Deborah, when she cleaned her teeth later, thought how pale her face looked in the mirror above the wash-basin. It was not brown, like Roger’s, from the day in the sun, but wan and yellow. She tied back her hair with a ribbon, and the nose and chin were peaky sharp. She yawned largely, as Agnes did in the kitchen on Sunday afternoons.
“Don’t forget you promised to talk,” said Roger quickly.
Talk . . . That was the burden. She was so tired she longed for the white smoothness of her pillow, all blankets thrown aside, bearing only a single sheet. But Roger, wakeful on his bed, the door between them wide, would not relent. Laughter was the one solution, and to make him hysterical, and so exhaust him sooner, she fabricated a day in the life of Willis, from his first morning kipper to his final glass of beer at the village inn. The adventures in between would have tried Gulliver. Roger’s delight drew protests from the adult world below. There was the sound of a bell, and then Agnes came up the stairs and put her head round the corner of Deborah’s door.
“Your Granny says you’re not to make so much noise,” she said.
Deborah, spent with invention, lay back and closed her eyes. She could go no further. The children called good night to each other, both speaking at the same time, from age-long custom, beginning with their names and addresses and ending with the world, the universe, and space. Then the final main “Good night”, after which neither must ever speak, on pain of unknown calamity.
“I must try and keep awake,” thought Deborah, but the power was not in her. Sleep was too compelling, and it was hours later that she opened her eyes and saw her curtains blowing and the forked flash light the ceiling, and heard the trees tossing and sobbing against the sky. She was out of bed in an instant. Chaos had come. There was no stars, and the night was sulphurous. A great crack split the heavens and tore them in two. The garden groaned. If the rain would only fall there might be mercy, and the trees, imploring, bowed themselves this way and that, while the vivid lawn, bright in expectation, lay like a sheet of metal exposed to flame. Let the waters break. Bring down the rain.
Suddenly the lightning forked again, and standing there, alive yet immobile, was the woman by the turnstile. She stared up at the windows of the house, and Deborah recognized her. The turnstile was there, inviting entry, and already the phantom figures, passing through it, crowded towards the trees beyond the lawn. The secret world was waiting. Through the long day, while the storm was brewing, it had hovered there unseen beyond her reach, but now that night had come, and the thunder with it, the barriers were down. Another crack, mighty in its summons, the turnstile yawned, and the woman with her hand upon it smiled and beckoned.

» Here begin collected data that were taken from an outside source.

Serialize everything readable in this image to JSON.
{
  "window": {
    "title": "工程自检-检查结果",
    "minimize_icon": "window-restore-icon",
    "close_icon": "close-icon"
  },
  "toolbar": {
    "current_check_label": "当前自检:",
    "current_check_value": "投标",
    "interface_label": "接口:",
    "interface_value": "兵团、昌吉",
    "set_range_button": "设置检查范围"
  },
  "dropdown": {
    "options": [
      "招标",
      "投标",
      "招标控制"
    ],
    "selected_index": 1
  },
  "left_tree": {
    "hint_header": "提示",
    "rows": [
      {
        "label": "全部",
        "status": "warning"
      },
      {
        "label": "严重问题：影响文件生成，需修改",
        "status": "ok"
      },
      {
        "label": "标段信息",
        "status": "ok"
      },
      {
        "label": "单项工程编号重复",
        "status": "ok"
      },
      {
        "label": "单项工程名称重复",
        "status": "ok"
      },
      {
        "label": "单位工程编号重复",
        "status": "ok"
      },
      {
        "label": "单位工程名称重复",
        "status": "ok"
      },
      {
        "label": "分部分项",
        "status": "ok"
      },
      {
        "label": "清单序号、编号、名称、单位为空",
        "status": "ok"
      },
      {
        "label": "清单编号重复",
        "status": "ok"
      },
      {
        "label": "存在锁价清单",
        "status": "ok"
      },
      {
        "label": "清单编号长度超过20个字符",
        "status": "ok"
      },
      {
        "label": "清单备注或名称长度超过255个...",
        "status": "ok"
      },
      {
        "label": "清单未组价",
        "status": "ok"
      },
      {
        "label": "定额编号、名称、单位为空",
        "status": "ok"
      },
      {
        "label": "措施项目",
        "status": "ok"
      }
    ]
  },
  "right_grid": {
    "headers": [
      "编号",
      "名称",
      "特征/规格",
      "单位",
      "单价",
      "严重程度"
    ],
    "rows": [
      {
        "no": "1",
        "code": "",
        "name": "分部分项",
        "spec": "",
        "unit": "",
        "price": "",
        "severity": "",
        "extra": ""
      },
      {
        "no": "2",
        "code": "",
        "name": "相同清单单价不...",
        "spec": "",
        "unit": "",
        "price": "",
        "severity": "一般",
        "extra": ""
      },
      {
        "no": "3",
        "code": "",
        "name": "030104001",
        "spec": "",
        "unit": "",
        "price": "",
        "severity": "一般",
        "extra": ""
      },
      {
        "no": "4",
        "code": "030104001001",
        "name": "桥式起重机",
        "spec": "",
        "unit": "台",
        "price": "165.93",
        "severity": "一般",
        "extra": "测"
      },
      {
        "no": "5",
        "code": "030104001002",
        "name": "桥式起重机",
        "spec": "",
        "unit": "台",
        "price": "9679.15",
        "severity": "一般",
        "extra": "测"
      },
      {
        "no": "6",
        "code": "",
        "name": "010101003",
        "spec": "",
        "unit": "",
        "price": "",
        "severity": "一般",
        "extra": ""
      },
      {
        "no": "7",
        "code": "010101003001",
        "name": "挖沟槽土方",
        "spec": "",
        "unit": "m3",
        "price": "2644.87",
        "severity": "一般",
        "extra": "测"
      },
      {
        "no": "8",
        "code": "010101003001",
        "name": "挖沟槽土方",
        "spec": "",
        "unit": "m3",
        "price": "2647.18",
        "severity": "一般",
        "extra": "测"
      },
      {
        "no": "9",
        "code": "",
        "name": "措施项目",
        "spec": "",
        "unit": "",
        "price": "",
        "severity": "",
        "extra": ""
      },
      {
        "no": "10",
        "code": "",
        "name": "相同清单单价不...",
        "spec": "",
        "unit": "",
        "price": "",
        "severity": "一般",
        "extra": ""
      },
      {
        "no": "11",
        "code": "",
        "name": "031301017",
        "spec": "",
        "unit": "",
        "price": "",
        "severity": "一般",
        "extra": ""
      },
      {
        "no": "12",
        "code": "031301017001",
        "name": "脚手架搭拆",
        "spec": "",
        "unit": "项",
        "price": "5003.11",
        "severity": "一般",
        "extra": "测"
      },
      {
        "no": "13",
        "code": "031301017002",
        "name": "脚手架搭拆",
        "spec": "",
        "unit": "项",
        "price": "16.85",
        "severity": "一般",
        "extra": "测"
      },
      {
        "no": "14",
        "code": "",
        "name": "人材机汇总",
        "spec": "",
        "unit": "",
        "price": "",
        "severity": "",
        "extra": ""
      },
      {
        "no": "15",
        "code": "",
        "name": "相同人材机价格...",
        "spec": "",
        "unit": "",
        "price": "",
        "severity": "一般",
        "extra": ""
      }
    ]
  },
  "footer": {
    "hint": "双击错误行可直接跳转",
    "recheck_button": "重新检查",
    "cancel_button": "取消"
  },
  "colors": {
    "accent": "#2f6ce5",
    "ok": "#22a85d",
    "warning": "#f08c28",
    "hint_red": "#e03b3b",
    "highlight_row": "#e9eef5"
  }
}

Deborah ran out of the room and down the stairs. Somewhere somebody called – Roger, perhaps, it did not matter – and Patch was barking; but caring nothing for concealment she went through the dark drawing-room and opened the French window on to the terrace. The lightning searched the terrace and lit the paving, and Deborah ran down the steps on to the lawn where the turnstile gleamed.
Haste was imperative. If she did not run the turnstile might be closed, the woman vanish, and all the wonder of the sacred world be taken from her. She was in time. The woman was still waiting. She held out her hand for tickets, but Deborah shook her head. “I have none.” The woman, laughing, brushed her through into the secret world where there were no laws, no rules, and all the faceless phantoms ran before her to the woods, blown by the rising wind. Then the rain came. The sky, deep brown as the lightning pierced it, opened, and the water hissed to the ground, rebounding from the earth in bubbles. There was no order now in the alley-way. The ferns had turned to trees, the trees to Titans. All moved in ecstasy, with sweeping limbs, but the rhythm was broken up, tumultuous, so that some of them were bent backwards, torn by the sky, and others dashed their heads to the undergrowth where they were caught and beaten.
In the world behind, laughed Deborah as she ran, this would be punishment, but here in the secret world it was a tribute. The phantoms who ran beside her were like waves. They were linked one with another, and they were, each one of them, and Deborah too, part of the night force that made the sobbing and the laughter. The lightning forked where they willed it, and the thunder cracked as they looked upwards to the sky.